The third phase, Run, is typically associated with age and maturity of the application (module). After a few years all deployed applications evolve into legacy code. Based on hard lessons learned during the Grow phase, legacy code is extremely well-understood from a reliability, semantic and performance perspective. Such code often runs best on dedicated infrastructure where the value of elasticity is low.
Data and the Application Lifecycle
There's a very popular term in the industry known as data gravity. Meaning that, once the data growth reaches a certain size, for all intents and purposes, it can't move. You have to re-architect your entire application and cost model around your data’s location. The resulting loss of control, flexibility and choice is a dilemma savvy businesses plan ahead to avoid.
An advanced mode of the Data Fabric is NetApp Private Storage which lets you stage your cloud data centrally between your clouds. This mode opens up maximum cloud freedom and choice, delivering composite application flexibility for modules to run on their optimal clouds. Compute stays in the cloud, but your data is never locked in. You now strategically own your data, yet are making it instantly available to the right cloud at the right time during each phase of the lean cloud lifecycle.
All clouds are not created equal
Netflix for example, realized the bulk of their content is relatively static. Movie files are added and removed on roughly a weekly basis. As a result Netflix operationalized the expense of their infrastructure by moving all of their applications entirely to the cloud.
Dropbox is a perfect example at the opposite end of the cloud spectrum. Having gone through all three lifecycle phases and realizing the scale at which they manage constantly changing data, Dropbox moved completely off the cloud and built their own private cloud.
Fortunately, most companies don't operate anywhere near these two polar extremes. There is now a well-paved middle ground which covers the three phases of the lean cloud in order to successfully develop, scale and operate successful applications in support of digital transformation and innovation.
Developers should rarely think about infrastructure. Their mentality should be NoOps. Imagination, creativity and focus on abundance inspires the best invention and innovation. In this regard, hyperscale public clouds offer an irresistible wealth of developer resources with practically limitless elasticity.
For DevOps, the lean cloud is the ability to seize on that creativity and business agility in order to make it real. The lean cloud allows for economics of elasticity that hyperscale clouds like Amazon, Azure, GCE and SoftLayer offer, while maintaining visibility and mobility for your most critical lasting asset – your data.

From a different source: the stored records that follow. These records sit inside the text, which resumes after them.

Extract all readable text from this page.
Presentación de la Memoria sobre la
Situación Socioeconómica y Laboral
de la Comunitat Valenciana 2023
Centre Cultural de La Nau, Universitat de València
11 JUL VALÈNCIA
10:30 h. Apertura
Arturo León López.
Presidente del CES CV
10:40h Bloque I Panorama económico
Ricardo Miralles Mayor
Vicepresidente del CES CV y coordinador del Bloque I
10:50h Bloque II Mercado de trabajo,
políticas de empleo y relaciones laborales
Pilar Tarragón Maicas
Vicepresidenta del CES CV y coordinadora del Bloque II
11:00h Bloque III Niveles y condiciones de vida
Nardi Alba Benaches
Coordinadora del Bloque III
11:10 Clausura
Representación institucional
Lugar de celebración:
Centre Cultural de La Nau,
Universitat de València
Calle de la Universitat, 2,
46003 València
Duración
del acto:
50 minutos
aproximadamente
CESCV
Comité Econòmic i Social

Application (modules) can move individually to other clouds or back on premises as elasticity diminishes in value and better cost, quality of service or compliance options become available. As features or modules in an application mature with instrumentation and logging over time, the workload becomes highly predictable.
Any service provider or professional IT organization can build a relatively static infrastructure for a predictable workload, operating with much greater control and at a much lower overall cost than a hyperscale cloud alternative.
Being lean and staying lean results in much higher gross profit margin on your feature or service compared to keeping everything in one cloud. As we can see, hyperscale clouds have a significant role to play in sparking innovation.
For a savvy CIO or CTO, the lean cloud offers an ideal framework to leverage rapid development and agility, then bring it in house to minimize operational costs when the time is right. Innovate like a startup, deploy like an enterprise!